While Ritholtz’s argument was made with specific reference to U.S. politics, I believe it has just as much, if not more, bearing on the current European context. After all, European centre-left parties are arguably the strongest cheerleaders of the European project, despite the tremendous harm it is doing to their traditional constituencies. What’s more, the pace of neoliberalisation of the European economy is, if anything, even more ferocious than it is in the U.S.
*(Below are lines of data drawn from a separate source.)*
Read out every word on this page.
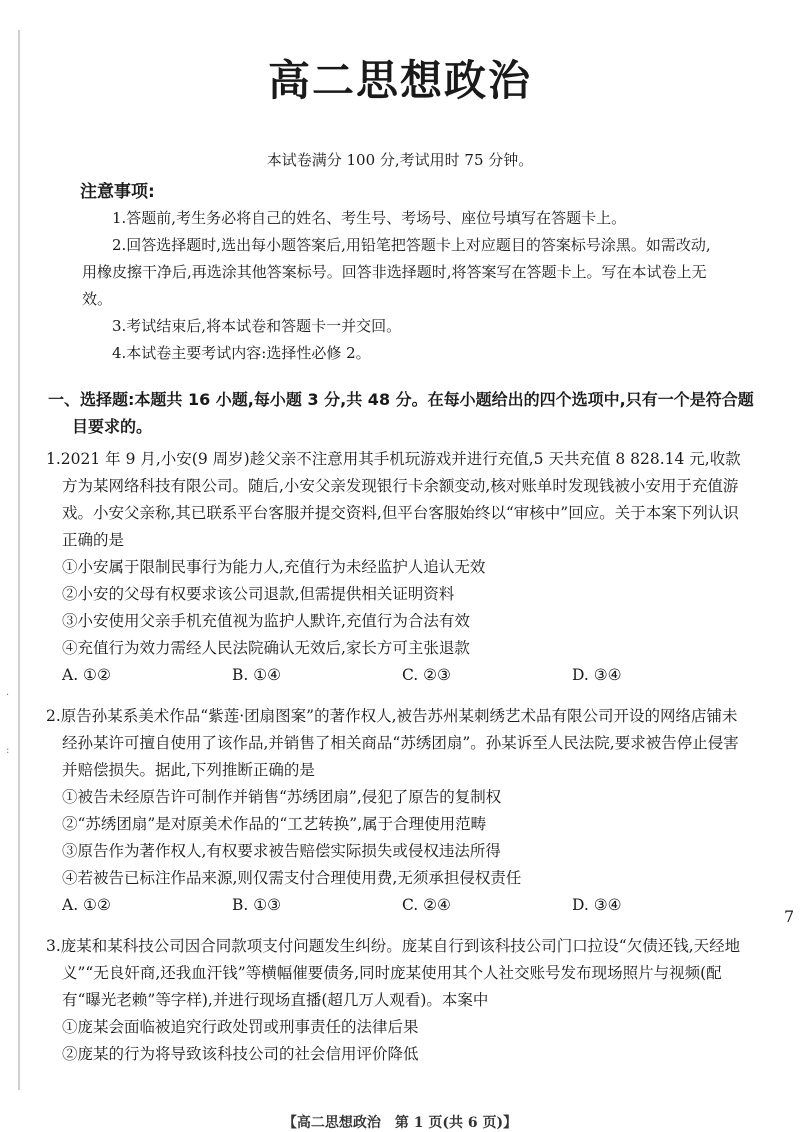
·
:
高二思想政治
本试卷满分 100 分,考试用时 75 分钟。
注意事项:

1.答题前,考生务必将自己的姓名、考生号、考场号、座位号填写在答题卡上。

2.回答选择题时,选出每小题答案后,用铅笔把答题卡上对应题目的答案标号涂黑。如需改动,用橡皮擦干净后,再选涂其他答案标号。回答非选择题时,将答案写在答题卡上。写在本试卷上无效。

3.考试结束后,将本试卷和答题卡一并交回。

4.本试卷主要考试内容:选择性必修 2。

一、选择题:本题共 16 小题,每小题 3 分,共 48 分。在每小题给出的四个选项中,只有一个是符合题目要求的。
1.2021 年 9 月,小安(9 周岁)趁父亲不注意用其手机玩游戏并进行充值,5 天共充值 8 828.14 元,收款方为某网络科技有限公司。随后,小安父亲发现银行卡余额变动,核对账单时发现钱被小安用于充值游戏。小安父亲称,其已联系平台客服并提交资料,但平台客服始终以“审核中”回应。关于本案下列认识正确的是
①小安属于限制民事行为能力人,充值行为未经监护人追认无效
②小安的父母有权要求该公司退款,但需提供相关证明资料
③小安使用父亲手机充值视为监护人默许,充值行为合法有效
④充值行为效力需经人民法院确认无效后,家长方可主张退款
A. ①②	B. ①④	C. ②③	D. ③④
2.原告孙某系美术作品“紫莲·团扇图案”的著作权人,被告苏州某刺绣艺术品有限公司开设的网络店铺未经孙某许可擅自使用了该作品,并销售了相关商品“苏绣团扇”。孙某诉至人民法院,要求被告停止侵害并赔偿损失。据此,下列推断正确的是
①被告未经原告许可制作并销售“苏绣团扇”,侵犯了原告的复制权
②“苏绣团扇”是对原美术作品的“工艺转换”,属于合理使用范畴
③原告作为著作权人,有权要求被告赔偿实际损失或侵权违法所得
④若被告已标注作品来源,则仅需支付合理使用费,无须承担侵权责任
A. ①②	B. ①③	C. ②④	D. ③④
3.庞某和某科技公司因合同款项支付问题发生纠纷。庞某自行到该科技公司门口拉设“欠债还钱,天经地义”“无良奸商,还我血汗钱”等横幅催要债务,同时庞某使用其个人社交账号发布现场照片与视频(配有“曝光老赖”等字样),并进行现场直播(超几万人观看)。本案中
①庞某会面临被追究行政处罚或刑事责任的法律后果
②庞某的行为将导致该科技公司的社会信用评价降低
7
【高二思想政治　第 1 页(共 6 页)】
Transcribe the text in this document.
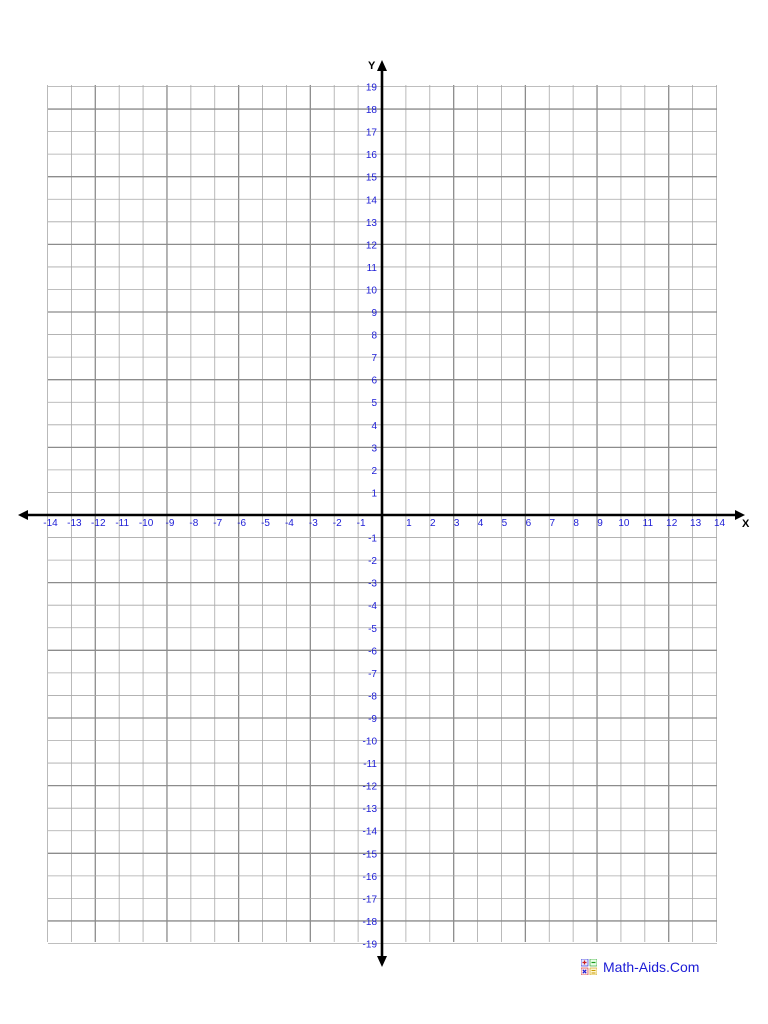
-14 -13 -12 -11 -10 -9 -8 -7 -6 -5 -4 -3 -2 -1	1 2 3 4 5 6 7 8 9 10 11 12 13 14
19
18
17
16
15
14
13
12
11
10
9
8
7
6
5
4
3
2
1
-1
-2
-3
-4
-5
-6
-7
-8
-9
-10
-11
-12
-13
-14
-15
-16
-17
-18
-19
X
Y
Math-Aids.Com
As the attention of the Troika begins to shift northwards, to France and beyond, as it inevitably will, traditionally divided Europeans from across the political spectrum face a conundrum of existential proportions: do we unite and fight to save what we have, or do we roll over for the corporate steamroller?
With a report just out by Save the Children that 28 percent of European children (in particular those living in countries subject to the Troika’s bail-out regimes) are now at risk of poverty and social inclusion, time is of the utmost essence. If the people of Europe want to safeguard European democracy from the Troika’s whirlwind of “uncreative” destruction, they will have to act soon.